Spate of clearcuts on the horizon: Permits OK’d for 90 acres, pending for another 44

An influx of clearcuts is coming to Whidbey Island, according to recent Department of Natural Resources decisions analyzed by a local environmental-protection group.

An influx of clearcuts is coming to Whidbey Island, according to recent Department of Natural Resources decisions analyzed by a local environmental-protection group.

In April alone, that state agency, often known as DNR, approved 90.75 acres for clearcutting, and left pending applications to clearcut another 44 acres, said Marianne Edain, a coordinator with Whidbey Environment Action Network, or WEAN.

Another 38.5 acres were approved for thinning.

“We are anti-clearcutting, not anti-logging,” Edain said, addressing a meeting of the county’s planning commission on May 9.

“Clearcutting is a disastrous form of logging, and there are many examples of very successful selective logging. If you take two percent of a forest per year, you can do that forever.”

The clearcuts — set out in Forest Practice “notices of decision” approving harvests of 70 percent or more of the trees on a property — are slated to occur at the southwest corner of the intersection of Lone Lake and Goss Lake Roads, in Langley; at the intersection of Libbey and West Beach Roads, between Coupeville and Oak Harbor; off Sleeper Road southwest of Dugualla State Park, near Oak Harbor; off Lone Lake Road near Saratoga Road, in Langley; Becker Road, near the Bayview Road dog park, in Bayview; and just south of Chase Lake, north of Freeland.

No start dates are provided. Some of the sites to be logged involve slopes with grades of up to 50 percent, according to the notices.

Some clearcuts are conversions, meaning the land will be built on. Most by law must be reforested — though “what that actually means in practice varies widely,” Edain said. In any case, she said, “A replanted clearcut is not a forest — it is a rather sad tree farm.”

WEAN hasn’t consistently tracked Forest Practice notices of decision, said Edain, but “my sense is that clearcutting has been increasing over the past year.”

Tracking clearcuts and their effects is hard, she said, in part because of internal inconsistencies within applications. For example, one recent application cited plans to cut 80 percent of 26 acres at Lone Lake and Goss Lake roads, but claimed to be exempt from the requirement to reforest the area, checking the box claiming, “I am leaving at least 100 vigorous, undamaged and well-distributed saplings or merchantable trees per acre.”

If those 100 trees represent the 20 percent uncut on each acre, there must be another 400 trees making up the 80 percent to be cut, Edain observed.

“So 500 vigorous, merchantable trees per acre?
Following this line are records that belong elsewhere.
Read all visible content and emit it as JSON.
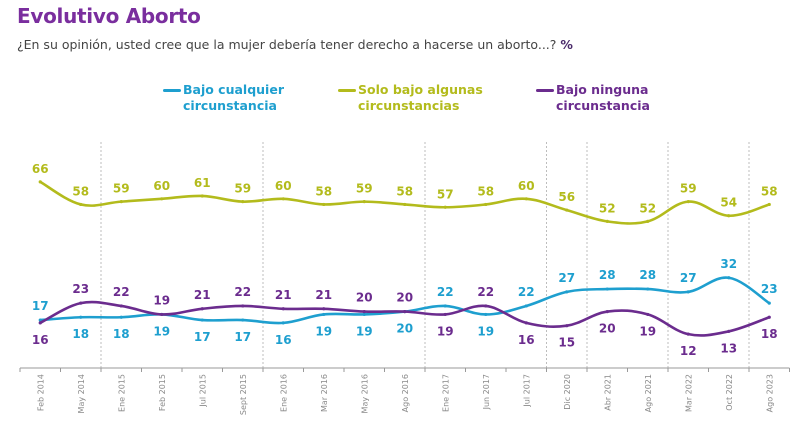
{
  "header": {
    "title": "Evolutivo Aborto",
    "subtitle": "¿En su opinión, usted cree que la mujer debería tener derecho a hacerse un aborto...?",
    "unit": "%"
  },
  "colors": {
    "title": "#7a2e9e",
    "bajo_cualquier": "#1e9fcf",
    "solo_bajo_algunas": "#b3bb1c",
    "bajo_ninguna": "#6b2c8e",
    "grid": "#bdbdbd",
    "axis": "#9a9a9a"
  },
  "legend": [
    {
      "line1": "Bajo cualquier",
      "line2": "circunstancia"
    },
    {
      "line1": "Solo bajo algunas",
      "line2": "circunstancias"
    },
    {
      "line1": "Bajo ninguna",
      "line2": "circunstancia"
    }
  ],
  "chart_data": {
    "type": "line",
    "title": "Evolutivo Aborto",
    "subtitle": "¿En su opinión, usted cree que la mujer debería tener derecho a hacerse un aborto...? %",
    "xlabel": "",
    "ylabel": "",
    "ylim": [
      0,
      70
    ],
    "grid": false,
    "legend_position": "top",
    "categories": [
      "Feb 2014",
      "May 2014",
      "Ene 2015",
      "Feb 2015",
      "Jul 2015",
      "Sept 2015",
      "Ene 2016",
      "Mar 2016",
      "May 2016",
      "Ago 2016",
      "Ene 2017",
      "Jun 2017",
      "Jul 2017",
      "Dic 2020",
      "Abr 2021",
      "Ago 2021",
      "Mar 2022",
      "Oct 2022",
      "Ago 2023"
    ],
    "year_separators_after": [
      "May 2014",
      "Sept 2015",
      "Ago 2016",
      "Jul 2017",
      "Dic 2020",
      "Ago 2021",
      "Oct 2022"
    ],
    "series": [
      {
        "name": "Bajo cualquier circunstancia",
        "values": [
          17,
          18,
          18,
          19,
          17,
          17,
          16,
          19,
          19,
          20,
          22,
          19,
          22,
          27,
          28,
          28,
          27,
          32,
          23
        ]
      },
      {
        "name": "Solo bajo algunas circunstancias",
        "values": [
          66,
          58,
          59,
          60,
          61,
          59,
          60,
          58,
          59,
          58,
          57,
          58,
          60,
          56,
          52,
          52,
          59,
          54,
          58
        ]
      },
      {
        "name": "Bajo ninguna circunstancia",
        "values": [
          16,
          23,
          22,
          19,
          21,
          22,
          21,
          21,
          20,
          20,
          19,
          22,
          16,
          15,
          20,
          19,
          12,
          13,
          18
        ]
      }
    ]
  }
}
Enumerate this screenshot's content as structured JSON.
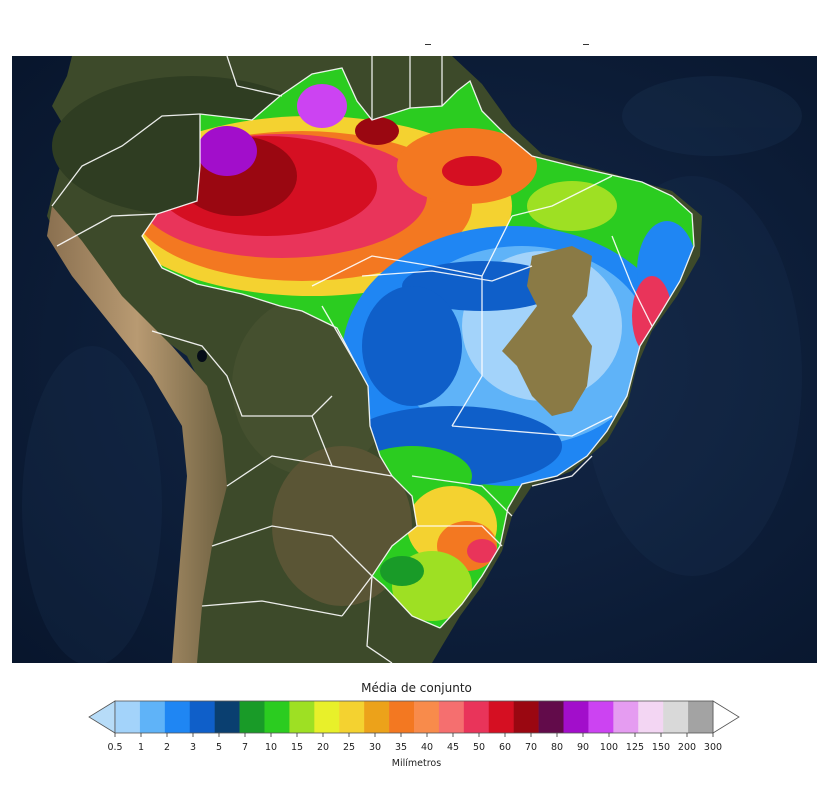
{
  "colorbar": {
    "title": "Média de conjunto",
    "units": "Milímetros",
    "labels": [
      "0.5",
      "1",
      "2",
      "3",
      "5",
      "7",
      "10",
      "15",
      "20",
      "25",
      "30",
      "35",
      "40",
      "45",
      "50",
      "60",
      "70",
      "80",
      "90",
      "100",
      "125",
      "150",
      "200",
      "300"
    ],
    "colors": [
      "#a3d3fa",
      "#5fb3f8",
      "#1f86f3",
      "#0f5fc9",
      "#0a3f70",
      "#199b28",
      "#2bcc20",
      "#9ee023",
      "#e8f02a",
      "#f4d230",
      "#eca21a",
      "#f37821",
      "#f88b4b",
      "#f56f6f",
      "#e9345a",
      "#d50f22",
      "#9a0711",
      "#620b4a",
      "#a20ecb",
      "#cc43f2",
      "#e59cf1",
      "#f3d6f3",
      "#d9d9d9",
      "#a3a3a3"
    ],
    "extend_min_color": "#b7dcf8",
    "extend_max_color": "#ffffff"
  },
  "map": {
    "region": "South America",
    "ocean_color": "#0a1a33",
    "land_color": "#3a4a2a",
    "border_color": "#ffffff"
  }
}
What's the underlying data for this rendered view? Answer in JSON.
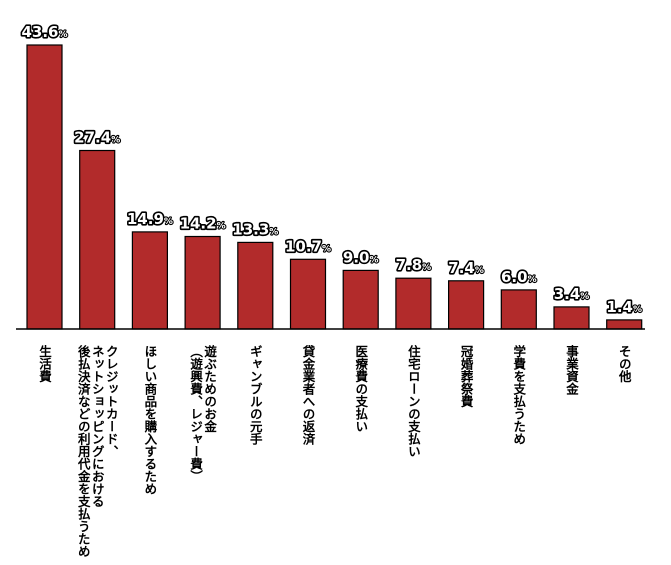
{
  "chart_data": {
    "type": "bar",
    "unit": "%",
    "bar_color": "#b22b2b",
    "bar_stroke": "#000000",
    "axis_color": "#000000",
    "ylim": [
      0,
      43.6
    ],
    "grid": false,
    "categories": [
      [
        "生活費"
      ],
      [
        "クレジットカード、",
        "ネットショッピングにおける",
        "後払決済などの利用代金を支払うため"
      ],
      [
        "ほしい商品を購入するため"
      ],
      [
        "遊ぶためのお金",
        "（遊興費、レジャー費）"
      ],
      [
        "ギャンブルの元手"
      ],
      [
        "貸金業者への返済"
      ],
      [
        "医療費の支払い"
      ],
      [
        "住宅ローンの支払い"
      ],
      [
        "冠婚葬祭費"
      ],
      [
        "学費を支払うため"
      ],
      [
        "事業資金"
      ],
      [
        "その他"
      ]
    ],
    "values": [
      43.6,
      27.4,
      14.9,
      14.2,
      13.3,
      10.7,
      9.0,
      7.8,
      7.4,
      6.0,
      3.4,
      1.4
    ],
    "value_labels": [
      "43.6",
      "27.4",
      "14.9",
      "14.2",
      "13.3",
      "10.7",
      "9.0",
      "7.8",
      "7.4",
      "6.0",
      "3.4",
      "1.4"
    ]
  }
}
That’s a pretty high number — unrealistically high.”

Not necessarily, responded Steve Ranten, the forest-practice coordinator for DNR’s Northwest region. “It’s really hard to tell whether that’s realistic without seeing the site, but in a multi-age stand, it is possible,” he said.

DNR imposes stringent controls on clearcuts, Ranten said. “There are many restrictions in black and white, and our foresters do a tremendous amount of field review.”

Regulations preclude clearcuts of greater than 40 acres on saltwater islands like Whidbey, for example.

Some defend clearcuts. The Washington Forest Protection Association, an Olympia-based group of private forest-land owners including logging giants Campbell Global, Rayonier and Weyerhaeuser, said both economic and ecological rationales support clearcuts.

Douglas fir depend on full-sun conditions to thrive — conditions that occur after a fire or a massive windstorm. Clearcutting simulates those conditions to create an open area, the group said on its website. Large-scale harvests disturb the forest soil and water less than frequent, smaller incursions, it said.

A lot of Island County residents would like to see the county gain full control over logging, excluding the state altogether, said Bill Poss, development coordinator in the county’s public-works department. At the moment, the county regulates logging only when landowners cut timber to clear a site for building, not when they harvest. “But the county’s perspective is that we’re obligated to administer the regulations as they are, not as they could be,” Poss said.